Friday, October 29, 1982
I went to Marliss Bay and Aleborough with Lindsey. I was nervous when we set off, unsure of myself and too conscious of my silences.
We caught the 10.54 train from the University and as we passed through quaint and cliffy Wickbourne where we caught first glimpses of the grey sea we were glued excitedly to the window like two children. Lindsey was quiet and sweetly smiling in green and black.
We pulled into Marliss Bay and caught glimpses of black windows and the ugly backs of tall dark buildings crisscrossed with pipes and gutters. We stopped at a Wimpy for a cheeseburger and then tried to get into the castle, but it was closed for the winter season, so we clambered down over slippery rocks worn smooth by countless feet to a wide and pebbly beach which was completely desolate save for an excavator dredging mud and a sewer outlet flooding into the sea.
We tramped along towards the pier, marveling at the crappiness of the grey seafront with its buildings overshadowed by cliffs, pausing only to do the desolate beach thing of throwing pebbles into the sea.

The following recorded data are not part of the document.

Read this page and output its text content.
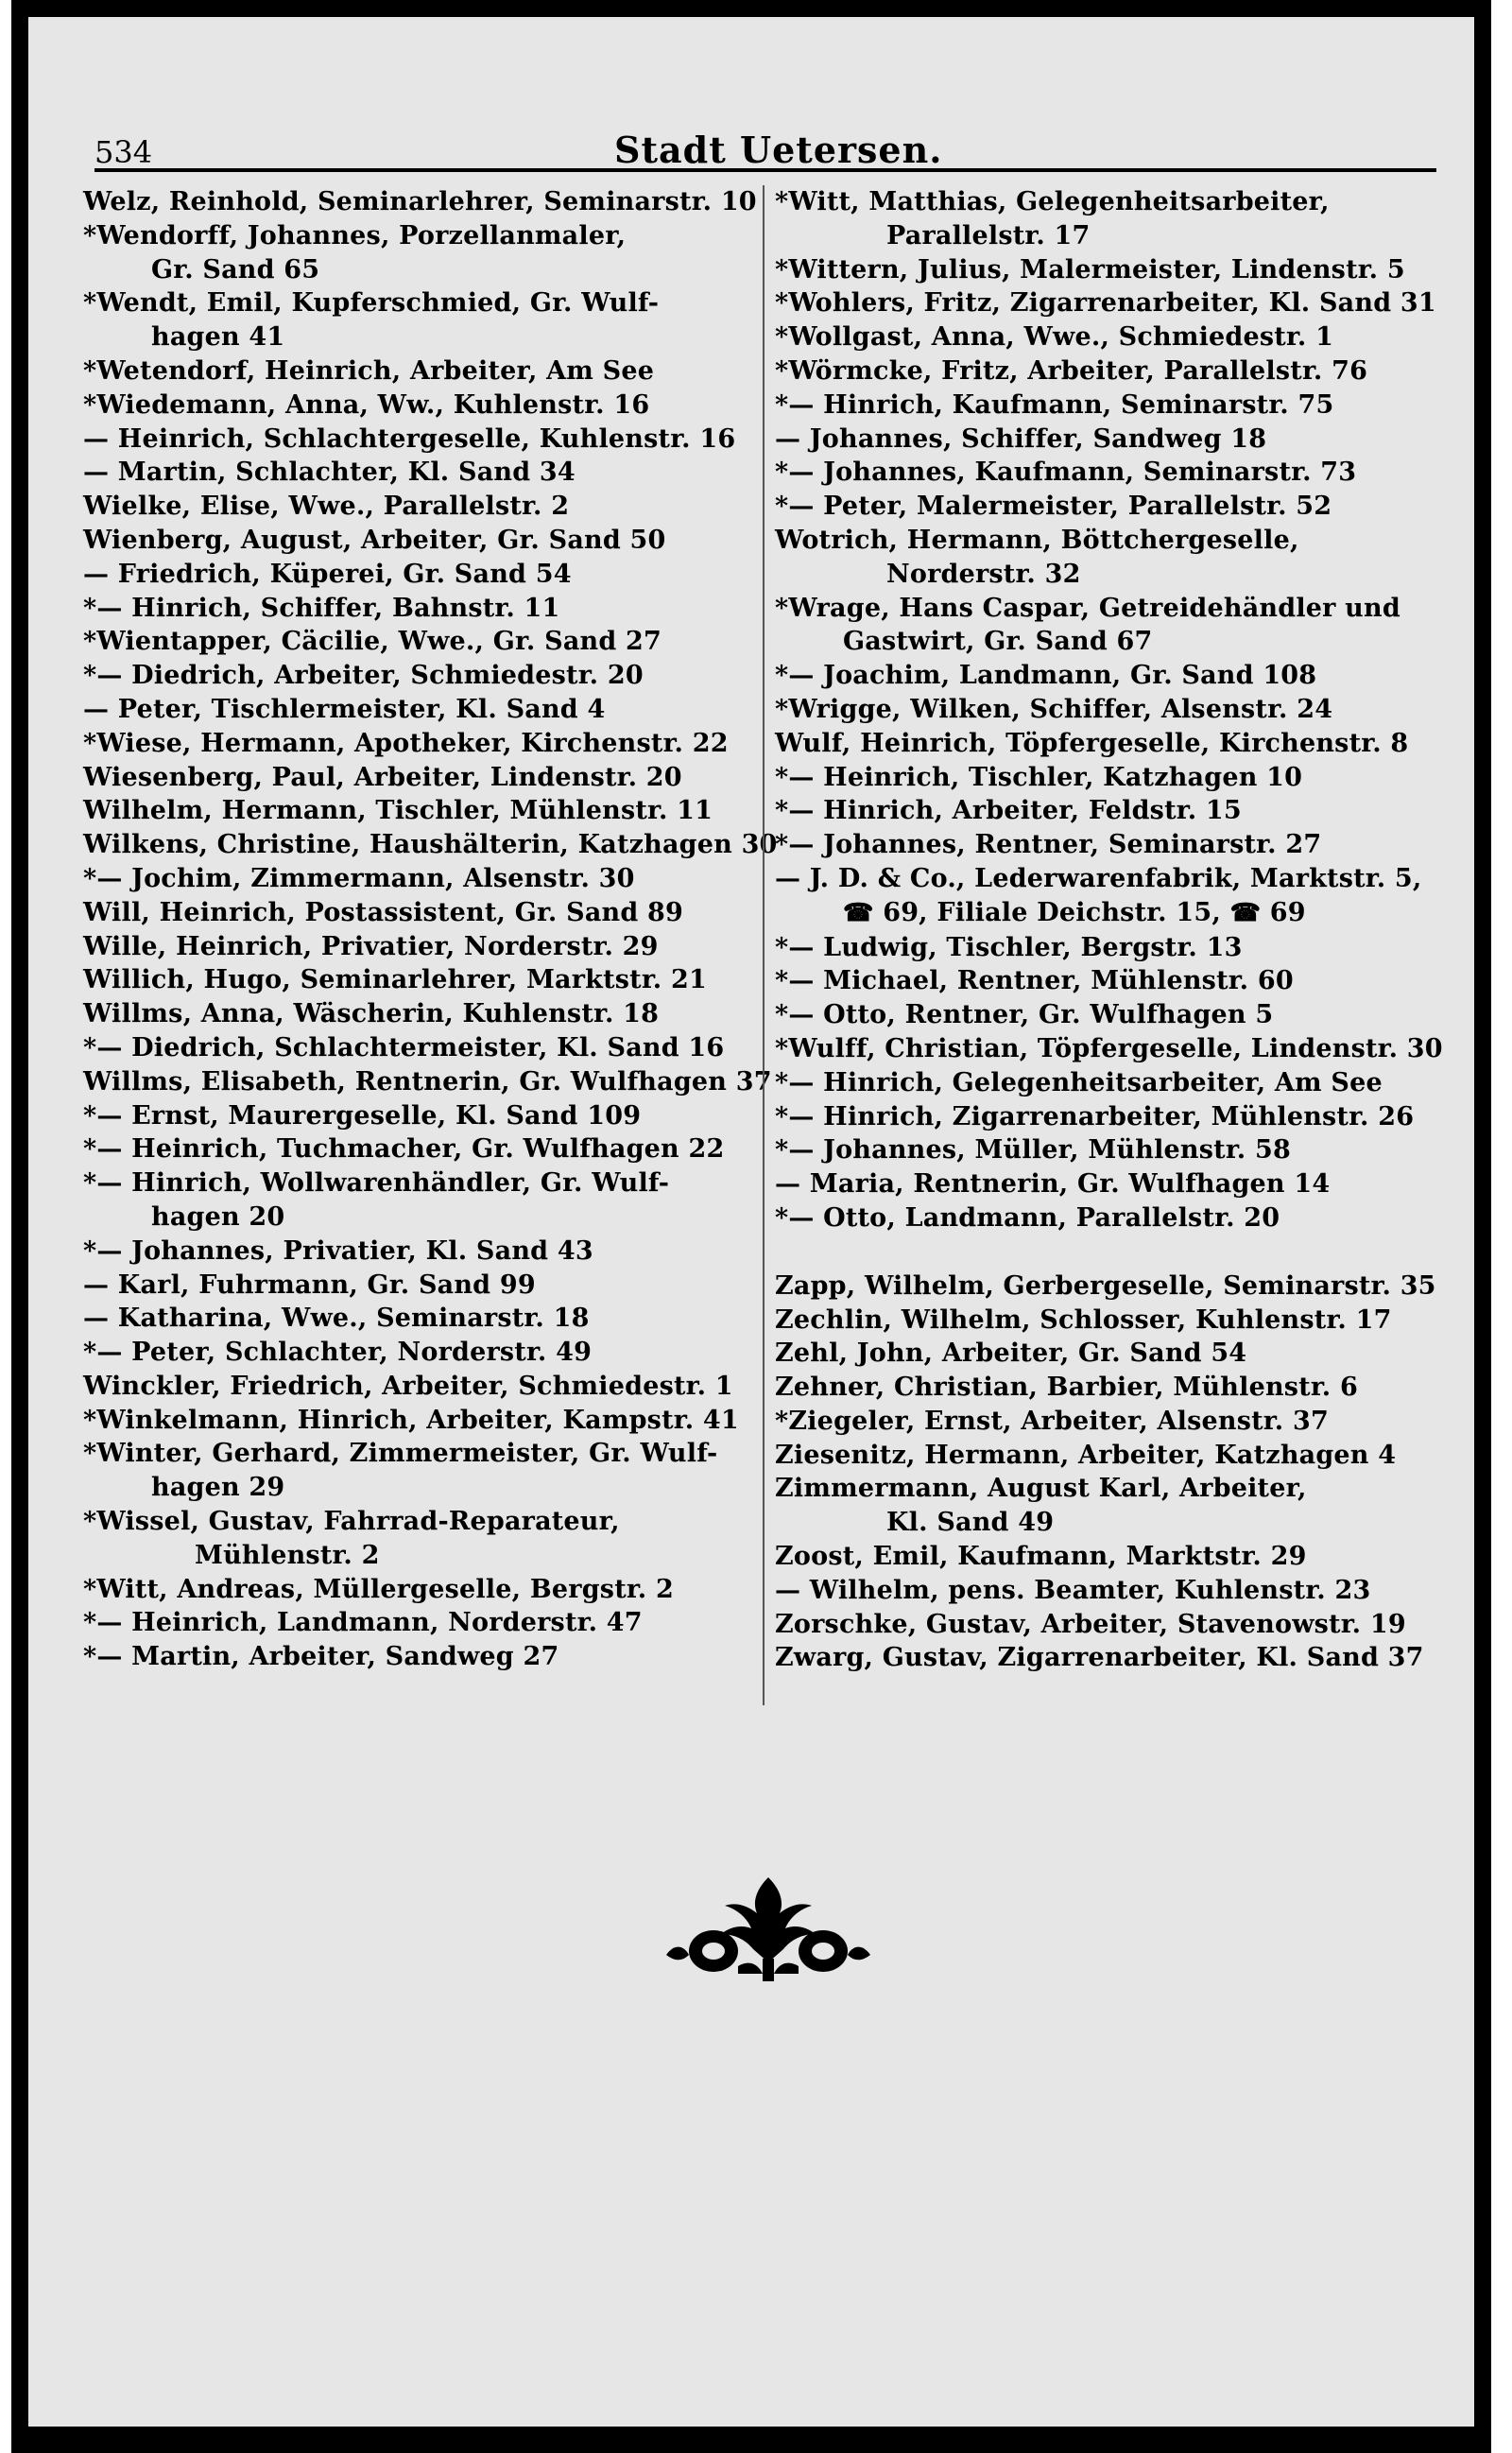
534	Stadt Uetersen.
Welz, Reinhold, Seminarlehrer, Seminarstr. 10
*Wendorff, Johannes, Porzellanmaler,
Gr. Sand 65
*Wendt, Emil, Kupferschmied, Gr. Wulf-
hagen 41
*Wetendorf, Heinrich, Arbeiter, Am See
*Wiedemann, Anna, Ww., Kuhlenstr. 16
— Heinrich, Schlachtergeselle, Kuhlenstr. 16
— Martin, Schlachter, Kl. Sand 34
Wielke, Elise, Wwe., Parallelstr. 2
Wienberg, August, Arbeiter, Gr. Sand 50
— Friedrich, Küperei, Gr. Sand 54
*— Hinrich, Schiffer, Bahnstr. 11
*Wientapper, Cäcilie, Wwe., Gr. Sand 27
*— Diedrich, Arbeiter, Schmiedestr. 20
— Peter, Tischlermeister, Kl. Sand 4
*Wiese, Hermann, Apotheker, Kirchenstr. 22
Wiesenberg, Paul, Arbeiter, Lindenstr. 20
Wilhelm, Hermann, Tischler, Mühlenstr. 11
Wilkens, Christine, Haushälterin, Katzhagen 30
*— Jochim, Zimmermann, Alsenstr. 30
Will, Heinrich, Postassistent, Gr. Sand 89
Wille, Heinrich, Privatier, Norderstr. 29
Willich, Hugo, Seminarlehrer, Marktstr. 21
Willms, Anna, Wäscherin, Kuhlenstr. 18
*— Diedrich, Schlachtermeister, Kl. Sand 16
Willms, Elisabeth, Rentnerin, Gr. Wulfhagen 37
*— Ernst, Maurergeselle, Kl. Sand 109
*— Heinrich, Tuchmacher, Gr. Wulfhagen 22
*— Hinrich, Wollwarenhändler, Gr. Wulf-
hagen 20
*— Johannes, Privatier, Kl. Sand 43
— Karl, Fuhrmann, Gr. Sand 99
— Katharina, Wwe., Seminarstr. 18
*— Peter, Schlachter, Norderstr. 49
Winckler, Friedrich, Arbeiter, Schmiedestr. 1
*Winkelmann, Hinrich, Arbeiter, Kampstr. 41
*Winter, Gerhard, Zimmermeister, Gr. Wulf-
hagen 29
*Wissel, Gustav, Fahrrad-Reparateur,
Mühlenstr. 2
*Witt, Andreas, Müllergeselle, Bergstr. 2
*— Heinrich, Landmann, Norderstr. 47
*— Martin, Arbeiter, Sandweg 27
*Witt, Matthias, Gelegenheitsarbeiter,
Parallelstr. 17
*Wittern, Julius, Malermeister, Lindenstr. 5
*Wohlers, Fritz, Zigarrenarbeiter, Kl. Sand 31
*Wollgast, Anna, Wwe., Schmiedestr. 1
*Wörmcke, Fritz, Arbeiter, Parallelstr. 76
*— Hinrich, Kaufmann, Seminarstr. 75
— Johannes, Schiffer, Sandweg 18
*— Johannes, Kaufmann, Seminarstr. 73
*— Peter, Malermeister, Parallelstr. 52
Wotrich, Hermann, Böttchergeselle,
Norderstr. 32
*Wrage, Hans Caspar, Getreidehändler und
Gastwirt, Gr. Sand 67
*— Joachim, Landmann, Gr. Sand 108
*Wrigge, Wilken, Schiffer, Alsenstr. 24
Wulf, Heinrich, Töpfergeselle, Kirchenstr. 8
*— Heinrich, Tischler, Katzhagen 10
*— Hinrich, Arbeiter, Feldstr. 15
*— Johannes, Rentner, Seminarstr. 27
— J. D. & Co., Lederwarenfabrik, Marktstr. 5,
☎ 69, Filiale Deichstr. 15, ☎ 69
*— Ludwig, Tischler, Bergstr. 13
*— Michael, Rentner, Mühlenstr. 60
*— Otto, Rentner, Gr. Wulfhagen 5
*Wulff, Christian, Töpfergeselle, Lindenstr. 30
*— Hinrich, Gelegenheitsarbeiter, Am See
*— Hinrich, Zigarrenarbeiter, Mühlenstr. 26
*— Johannes, Müller, Mühlenstr. 58
— Maria, Rentnerin, Gr. Wulfhagen 14
*— Otto, Landmann, Parallelstr. 20
Zapp, Wilhelm, Gerbergeselle, Seminarstr. 35
Zechlin, Wilhelm, Schlosser, Kuhlenstr. 17
Zehl, John, Arbeiter, Gr. Sand 54
Zehner, Christian, Barbier, Mühlenstr. 6
*Ziegeler, Ernst, Arbeiter, Alsenstr. 37
Ziesenitz, Hermann, Arbeiter, Katzhagen 4
Zimmermann, August Karl, Arbeiter,
Kl. Sand 49
Zoost, Emil, Kaufmann, Marktstr. 29
— Wilhelm, pens. Beamter, Kuhlenstr. 23
Zorschke, Gustav, Arbeiter, Stavenowstr. 19
Zwarg, Gustav, Zigarrenarbeiter, Kl. Sand 37
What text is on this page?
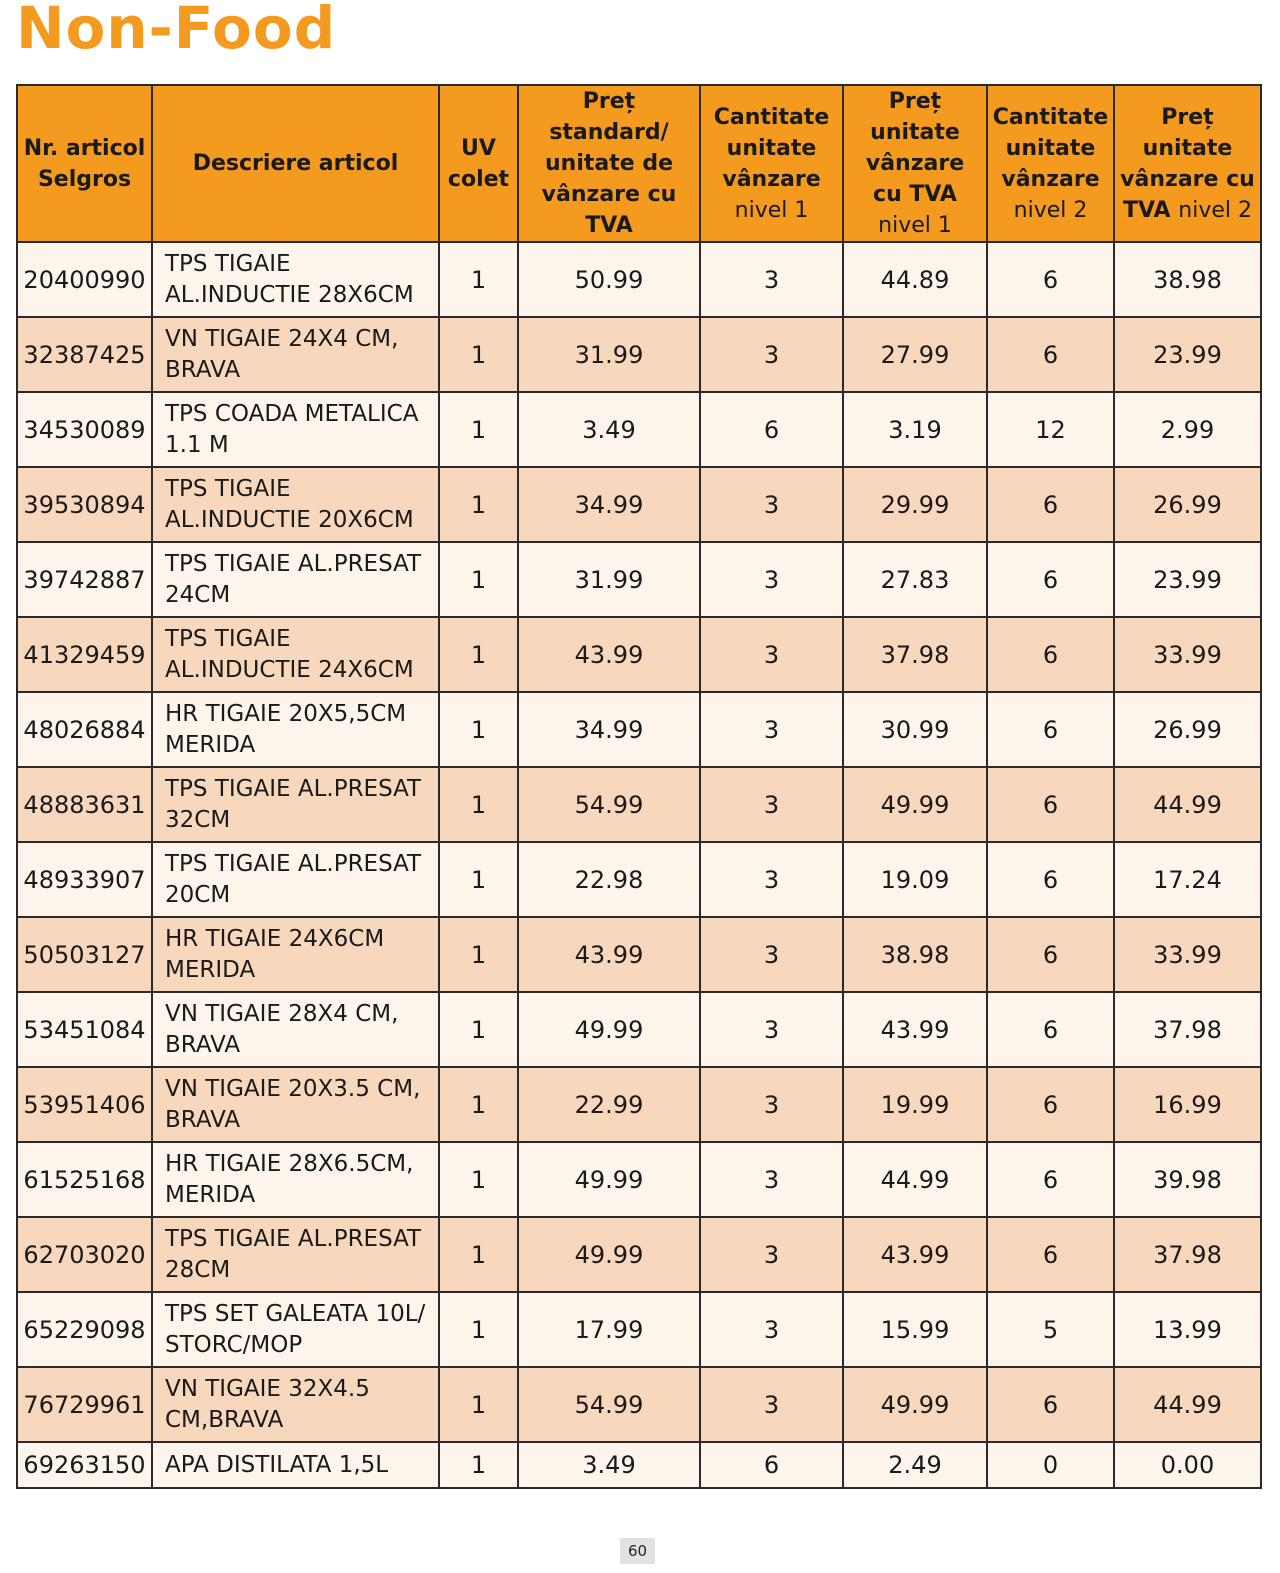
Non-Food
Nr. articol Selgros	Descriere articol	UV colet	Preț standard/ unitate de vânzare cu TVA	Cantitate unitate vânzare nivel 1	Preț unitate vânzare cu TVA nivel 1	Cantitate unitate vânzare nivel 2	Preț unitate vânzare cu TVA nivel 2
20400990	TPS TIGAIE AL.INDUCTIE 28X6CM	1	50.99	3	44.89	6	38.98
32387425	VN TIGAIE 24X4 CM, BRAVA	1	31.99	3	27.99	6	23.99
34530089	TPS COADA METALICA 1.1 M	1	3.49	6	3.19	12	2.99
39530894	TPS TIGAIE AL.INDUCTIE 20X6CM	1	34.99	3	29.99	6	26.99
39742887	TPS TIGAIE AL.PRESAT 24CM	1	31.99	3	27.83	6	23.99
41329459	TPS TIGAIE AL.INDUCTIE 24X6CM	1	43.99	3	37.98	6	33.99
48026884	HR TIGAIE 20X5,5CM MERIDA	1	34.99	3	30.99	6	26.99
48883631	TPS TIGAIE AL.PRESAT 32CM	1	54.99	3	49.99	6	44.99
48933907	TPS TIGAIE AL.PRESAT 20CM	1	22.98	3	19.09	6	17.24
50503127	HR TIGAIE 24X6CM MERIDA	1	43.99	3	38.98	6	33.99
53451084	VN TIGAIE 28X4 CM, BRAVA	1	49.99	3	43.99	6	37.98
53951406	VN TIGAIE 20X3.5 CM, BRAVA	1	22.99	3	19.99	6	16.99
61525168	HR TIGAIE 28X6.5CM, MERIDA	1	49.99	3	44.99	6	39.98
62703020	TPS TIGAIE AL.PRESAT 28CM	1	49.99	3	43.99	6	37.98
65229098	TPS SET GALEATA 10L/ STORC/MOP	1	17.99	3	15.99	5	13.99
76729961	VN TIGAIE 32X4.5 CM,BRAVA	1	54.99	3	49.99	6	44.99
69263150	APA DISTILATA 1,5L	1	3.49	6	2.49	0	0.00
60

The pier was depressing too, filled with dingy side-rooms devoted to bingo or pinball machines, huddles of old ladies, fat long haired bingo master, and crappy gift shops full of tasteless postcards that made us laugh. We were going to get a bus to Aleborough to go see the battlefield but it would have taken ages, so Lindsey suggested we get the train instead; it was only 68p for a day return.
We bought maps and a booklet on the Battle of Aleborough at the station and by the time we got to St. Michael’s church and turned down a lane towards the battlefield itself it was late afternoon. The air had a peculiarly autumnal smell of wet leaves and the tang of winter.
The battlefield is just like it was on May 12, 844. The grass was very muddy and we got blathered as we wandered from place to place, looking at our position in relation to the battlefield with the help of the map. It was getting dark so we wandered back up towards the church which loomed stark on the skyline, pausing at the marker erected in memory of two Wessex earls, Aethelric and Cynwith, which is near a fenced off spot where they fell in battle: this was unromantically covered by black plastic sheets.
The train journey back took hours, mainly because we messed up the times for our connection. I could see a woman across from us giving us penetrating looks, as though we were runaways or something, probably because we were covered in mud. Lindsey thought it funny.